However, like its successor, A Gift From Nessus, it sold poorly.
Undaunted, in 1975, McIlvanney published Docherty. Later voted one of the top 10 Scottish novels of all time, it portrayed a miner in a close-knit but declining community whose dignity and endurance are tested during hard times.
Despite some English readers finding the Scots language difficult, Docherty won the Whitbread Prize, prompting McIlvanney to leave his post of assistant headmaster and concentrate on his writing.
Laidlaw followed in 1977, a venture into crime that was not universally welcomed. One teacher in a Glasgow bar told him he’d disgraced himself. But McIlvanney maintained that Laidlaw was “not a whodunnit but a whydunnit”, and that its eponymous central character was “not just an inspector of crime” but “an inspector of society”.
With The Papers Of Tony Veitch (1983) and Strange Loyalties (1991), Laidlaw formed a trilogy of crime novels featuring Glasgow gumshoe Inspector Jack Laidlaw.

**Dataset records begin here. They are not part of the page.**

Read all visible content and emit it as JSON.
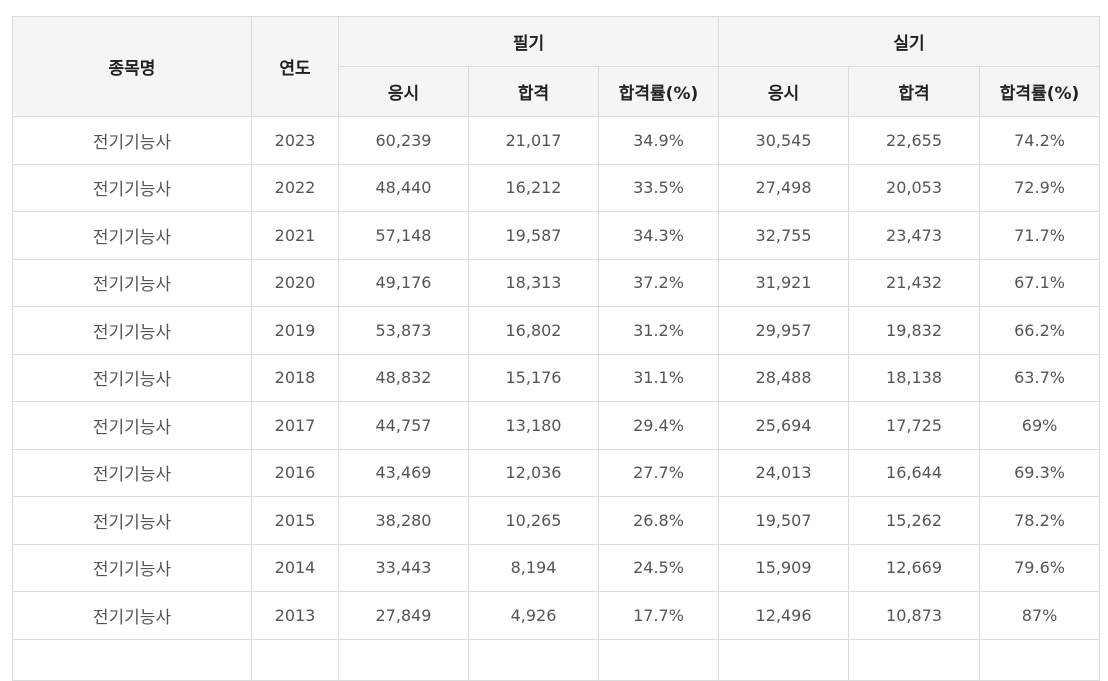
{
  "table": {
    "headers": {
      "name": "종목명",
      "year": "연도",
      "written": "필기",
      "practical": "실기",
      "applicants": "응시",
      "passed": "합격",
      "pass_rate": "합격률(%)"
    },
    "rows": [
      {
        "name": "전기기능사",
        "year": "2023",
        "w_applicants": "60,239",
        "w_passed": "21,017",
        "w_rate": "34.9%",
        "p_applicants": "30,545",
        "p_passed": "22,655",
        "p_rate": "74.2%"
      },
      {
        "name": "전기기능사",
        "year": "2022",
        "w_applicants": "48,440",
        "w_passed": "16,212",
        "w_rate": "33.5%",
        "p_applicants": "27,498",
        "p_passed": "20,053",
        "p_rate": "72.9%"
      },
      {
        "name": "전기기능사",
        "year": "2021",
        "w_applicants": "57,148",
        "w_passed": "19,587",
        "w_rate": "34.3%",
        "p_applicants": "32,755",
        "p_passed": "23,473",
        "p_rate": "71.7%"
      },
      {
        "name": "전기기능사",
        "year": "2020",
        "w_applicants": "49,176",
        "w_passed": "18,313",
        "w_rate": "37.2%",
        "p_applicants": "31,921",
        "p_passed": "21,432",
        "p_rate": "67.1%"
      },
      {
        "name": "전기기능사",
        "year": "2019",
        "w_applicants": "53,873",
        "w_passed": "16,802",
        "w_rate": "31.2%",
        "p_applicants": "29,957",
        "p_passed": "19,832",
        "p_rate": "66.2%"
      },
      {
        "name": "전기기능사",
        "year": "2018",
        "w_applicants": "48,832",
        "w_passed": "15,176",
        "w_rate": "31.1%",
        "p_applicants": "28,488",
        "p_passed": "18,138",
        "p_rate": "63.7%"
      },
      {
        "name": "전기기능사",
        "year": "2017",
        "w_applicants": "44,757",
        "w_passed": "13,180",
        "w_rate": "29.4%",
        "p_applicants": "25,694",
        "p_passed": "17,725",
        "p_rate": "69%"
      },
      {
        "name": "전기기능사",
        "year": "2016",
        "w_applicants": "43,469",
        "w_passed": "12,036",
        "w_rate": "27.7%",
        "p_applicants": "24,013",
        "p_passed": "16,644",
        "p_rate": "69.3%"
      },
      {
        "name": "전기기능사",
        "year": "2015",
        "w_applicants": "38,280",
        "w_passed": "10,265",
        "w_rate": "26.8%",
        "p_applicants": "19,507",
        "p_passed": "15,262",
        "p_rate": "78.2%"
      },
      {
        "name": "전기기능사",
        "year": "2014",
        "w_applicants": "33,443",
        "w_passed": "8,194",
        "w_rate": "24.5%",
        "p_applicants": "15,909",
        "p_passed": "12,669",
        "p_rate": "79.6%"
      },
      {
        "name": "전기기능사",
        "year": "2013",
        "w_applicants": "27,849",
        "w_passed": "4,926",
        "w_rate": "17.7%",
        "p_applicants": "12,496",
        "p_passed": "10,873",
        "p_rate": "87%"
      }
    ]
  }
}
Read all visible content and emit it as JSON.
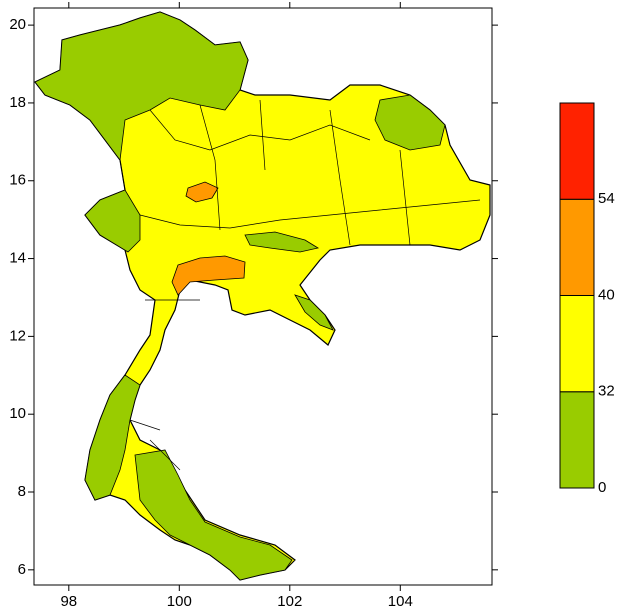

Laidlaw is a moody loner, leary of authority but with his own strong sense of justice as applied to Glasgow’s seedier backstreets.
Needless to say, he drinks, and if you opened the top drawer of his desk you’d find … well-thumbed editions of Camus and Kierkegaard. Obviously.
Laying down the law
CRIME novelist Doug Johnstone said the trilogy formed “a hard-bitten blueprint for all Scottish crime fiction to come”. The Guardian said Laidlaw “laid the blueprint for Rebus and co”.
But, as we have seen, there was more to McIlvanney than crime. The Big Man (1985) is the story of an unemployed miner in a rundown Ayrshire town who, amid a struggle to understand his own nature, turns to bare-knuckle fighting to make a living.
The novel was adapted into a film in 1990, directed by David Leland, and featuring Liam Neeson, Billy Connolly and, er, Hugh Grant.
The Kiln (1996) is a coming-of-age story about Tam Docherty, grandson of the preceding Docherty, who looks back from middle age to the golden summer of his youth. It was widely hailed as a masterpiece.
In 1986, McIlvanney wrote and narrated the BBC Scotland football documentary Only A Game? He also wrote regularly for newspapers, notably The Glasgow Herald, Scotland on Sunday and Observer Scotland.
In a memorial service tribute, Herald writer Hugh MacDonald said MacIlvanney’s journalism was “never a distant cousin to the fiction” and that he was “akin to Dickens and Balzac in writing about a place and its people, whether for fiction or for newspaper”.
Then there was the poetry, in collections such as The Longships In Harbour (1970), These Words – Weddings And After (1984), In Through The Head (1988), and Surviving The Shipwreck (1991), the last-named containing also an essay about T. S. Eliot and poetry’s elitism.
McIlvaney was a dedicated socialist, back when that noble creed was about liberation of the proletariat and not a middle-class smorgasbord of cultural curiosities. He lamented New Labour’s shift towards the centre and, like many on the Left, switched to Scottish independence as a means to an end.
In 2015, which turned out to be the last year of his life, McIlvanney said he wanted to write “three or four new things” before his career ended.
However, perspicaciously he added: “[I]f you’re a betting man don’t put a bet on it”.
William McIlvanney died at his home in Glasgow on December 5, 2015, at the age of 79, after a short illness. His final novel, The Dark Remains, was completed by Ian Rankin and released in September 2021.
Among many heartfelt tributes, Scotland’s then-first minister Nicola Sturgeon, who also hails from Ayrshire, said: “His writing meant so much to me when I was growing up.”
The aforementioned Rankin praised “a truly inspired and inspiring author and an absolute gent”.
A Daily Telegraph obituary said: “Many authors are admired. Many are respected. Few are loved as he was, for what they are as well as for what they have written. Scotland will be a poorer place without him, diminished by his departure, though enriched by his memory and his work.”